For those of you unable to attend, Maritime Commons is providing a condensed version of Thomas’ and Salerno’s remarks in a four-part series. These remarks are not ‘as delivered’ but provide a condensed version of the panel highlights in the ‘panel-conversational’ style. Below are questions and answers from the panel related to risk-based inspections and effective safety management.
Williams: There are all kinds of ways at looking at what risk is. Directionally, what do you think risk-based is going to mean in the future?
Thomas: When you talk about risk-based, it’s all of those things. It’s where are you operating and when are you operating. You’re probably higher risk if you’ve just come into the Gulf and you’re just starting to operate. From our standpoint, you may be higher risk if we’ve never seen you before. Certainly, if I look at a BSEE audit report, and I see a large number of non-conformities associated with the SEMS, I can make an assumption that there might be problems associated with the systems that I’m concerned about.

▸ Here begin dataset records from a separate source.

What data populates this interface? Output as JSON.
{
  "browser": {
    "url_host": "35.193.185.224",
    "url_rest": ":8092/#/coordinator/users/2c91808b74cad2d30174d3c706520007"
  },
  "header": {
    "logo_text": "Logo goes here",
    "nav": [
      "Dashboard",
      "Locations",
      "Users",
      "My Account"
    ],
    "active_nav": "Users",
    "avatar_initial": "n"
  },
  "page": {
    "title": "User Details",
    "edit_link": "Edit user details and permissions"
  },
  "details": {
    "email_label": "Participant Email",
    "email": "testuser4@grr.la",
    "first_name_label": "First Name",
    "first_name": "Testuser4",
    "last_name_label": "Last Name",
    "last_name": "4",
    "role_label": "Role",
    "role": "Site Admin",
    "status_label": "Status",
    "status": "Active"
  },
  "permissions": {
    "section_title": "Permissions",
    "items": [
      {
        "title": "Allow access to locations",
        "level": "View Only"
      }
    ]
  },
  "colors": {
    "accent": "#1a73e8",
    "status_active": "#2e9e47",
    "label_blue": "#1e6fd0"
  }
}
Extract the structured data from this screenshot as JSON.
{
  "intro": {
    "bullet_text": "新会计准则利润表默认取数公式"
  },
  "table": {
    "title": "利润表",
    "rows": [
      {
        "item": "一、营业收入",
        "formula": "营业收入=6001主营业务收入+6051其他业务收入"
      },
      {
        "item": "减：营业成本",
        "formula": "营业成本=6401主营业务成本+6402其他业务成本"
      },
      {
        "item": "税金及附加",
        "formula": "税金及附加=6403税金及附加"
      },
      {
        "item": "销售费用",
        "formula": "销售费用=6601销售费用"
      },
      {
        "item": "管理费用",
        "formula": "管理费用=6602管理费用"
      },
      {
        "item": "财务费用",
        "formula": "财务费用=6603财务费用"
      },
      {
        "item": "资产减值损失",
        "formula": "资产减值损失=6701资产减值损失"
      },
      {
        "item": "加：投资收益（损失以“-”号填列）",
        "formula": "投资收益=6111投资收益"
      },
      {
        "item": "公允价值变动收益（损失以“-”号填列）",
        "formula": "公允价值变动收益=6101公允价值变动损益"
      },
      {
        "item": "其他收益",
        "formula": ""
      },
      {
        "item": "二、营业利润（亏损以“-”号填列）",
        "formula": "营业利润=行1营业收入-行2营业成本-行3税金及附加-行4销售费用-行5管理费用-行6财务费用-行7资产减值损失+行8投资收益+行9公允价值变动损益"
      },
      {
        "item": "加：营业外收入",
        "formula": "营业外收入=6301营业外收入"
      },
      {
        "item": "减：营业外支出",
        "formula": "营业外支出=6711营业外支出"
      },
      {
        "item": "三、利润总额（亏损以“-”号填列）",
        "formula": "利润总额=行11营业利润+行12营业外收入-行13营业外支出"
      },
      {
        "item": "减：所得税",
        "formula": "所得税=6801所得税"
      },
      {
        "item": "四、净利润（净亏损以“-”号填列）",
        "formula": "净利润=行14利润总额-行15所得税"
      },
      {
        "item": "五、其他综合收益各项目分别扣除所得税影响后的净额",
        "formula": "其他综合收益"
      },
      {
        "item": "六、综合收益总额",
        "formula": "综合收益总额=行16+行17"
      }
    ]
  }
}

All of that is part of the overall risk picture, and the more robust the database we’re looking at, the better picture we have of risk, not only on a unit by unit basis but also across the Gulf. We’ll look at COS data, we’ll look at all of that, and that’s what risk-based is all about. It’s also about understanding quickly if the operation is high risk or not. If it’s not, I don’t have to dig as deeply. If I’m starting to see risk indicators at the surface, then I might have to look at the safety management system.
Salerno: We are very interested and committed to pursuing risk-based methodologies in how we conduct business in the future. We have initiated a pilot program that I would call somewhat exploratory in nature in terms of determining what are the right and most meaningful elements that we can build into a risk-based inspection regime. We’ve had a couple of inspections already that were prepared for us by a national laboratory and it brings in a lot of different variables – complexity, past history and a number of other things – that are just indicators. As we’ve gone through the model, we’ve taken a pause on how we will proceed with the pilot and probably will make some adjustments on the pilot based on what we’ve learned on the first few.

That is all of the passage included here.